The tilde (~) is not techincally considered a sign or accent in Spanish, but an inherent stroke in the letter ñ, in the same way we use a dot in an “i” or a line in a “t.”

Used to indicate the ñ sound

The letter “ñ” in a Spanish word represents a sound similar to the “ny” sound in the English word “canyon.”

For example, in the word  “niño” (child), the tilde accent mark over the “n” changes the pronunciation from a regular “n” sound to the nasalized “ñ” sound.

Used to distinguish similar words

Like the acute accent mark, the tilde accent mark also serves the purpose of distinguishing words that would otherwise be homophones. In Spanish, the meaning of words can change entirely based on the presence or absence of the tilde accent mark.

For example:

Año — year
Ano — anus

or

Señal — sign or signal
Senal — flourish (as in a decoration)

How to Type Spanish Accent Marks

Writing accent marks is easy enough, but how do you type them?

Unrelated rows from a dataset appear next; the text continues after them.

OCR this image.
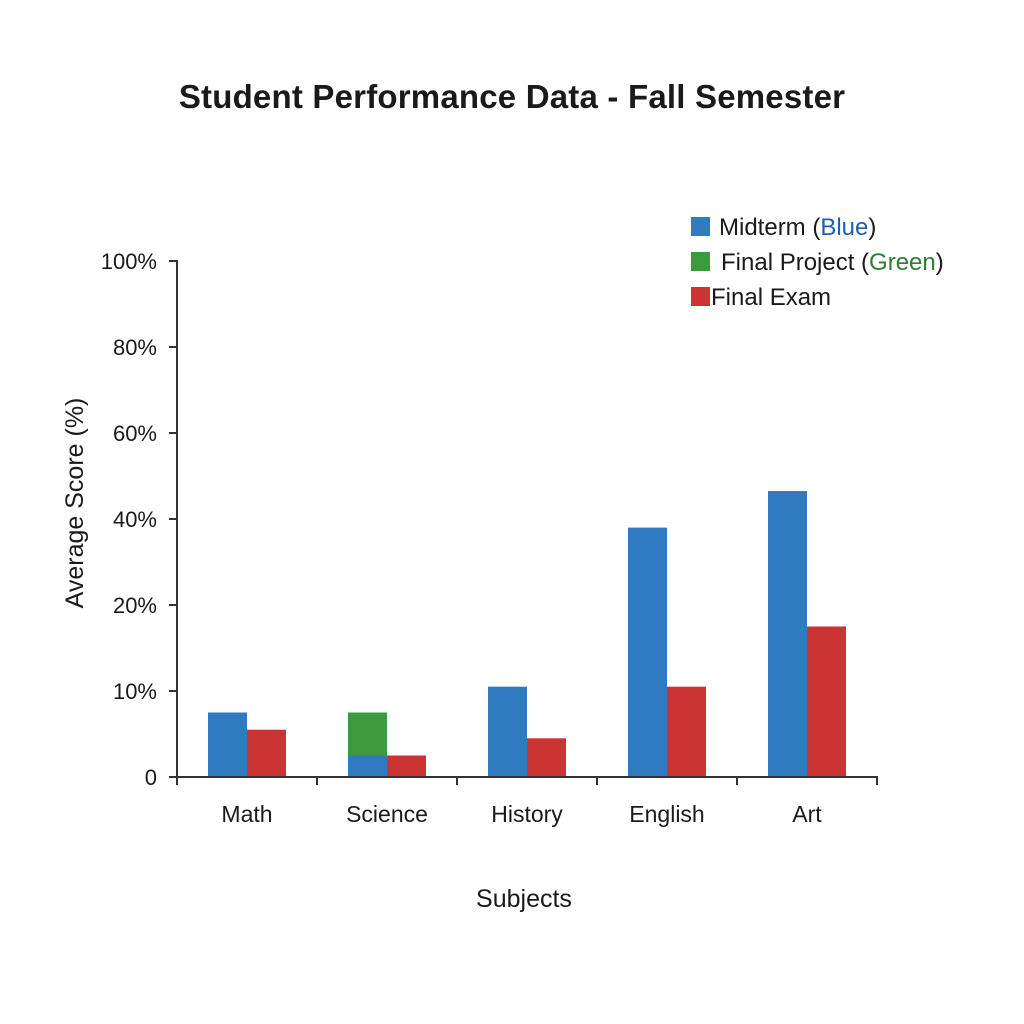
Student Performance Data - Fall Semester
0
10%
20%
40%
60%
80%
100%
Math	Science	History	English	Art
Average Score (%)
Subjects
Midterm (Blue)
Final Project (Green)
Final Exam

Fortunately, learning to use keyboard shortcuts is a relatively simple process.

To find out how to type all of the above accent marks on your device, check out this easy guide:

Practice typing Spanish accents and watch your Spanish writing improve as a whole!

 

Now you’re ready to use Spanish accents correctly whenever you need them. But remember, never on the word examen!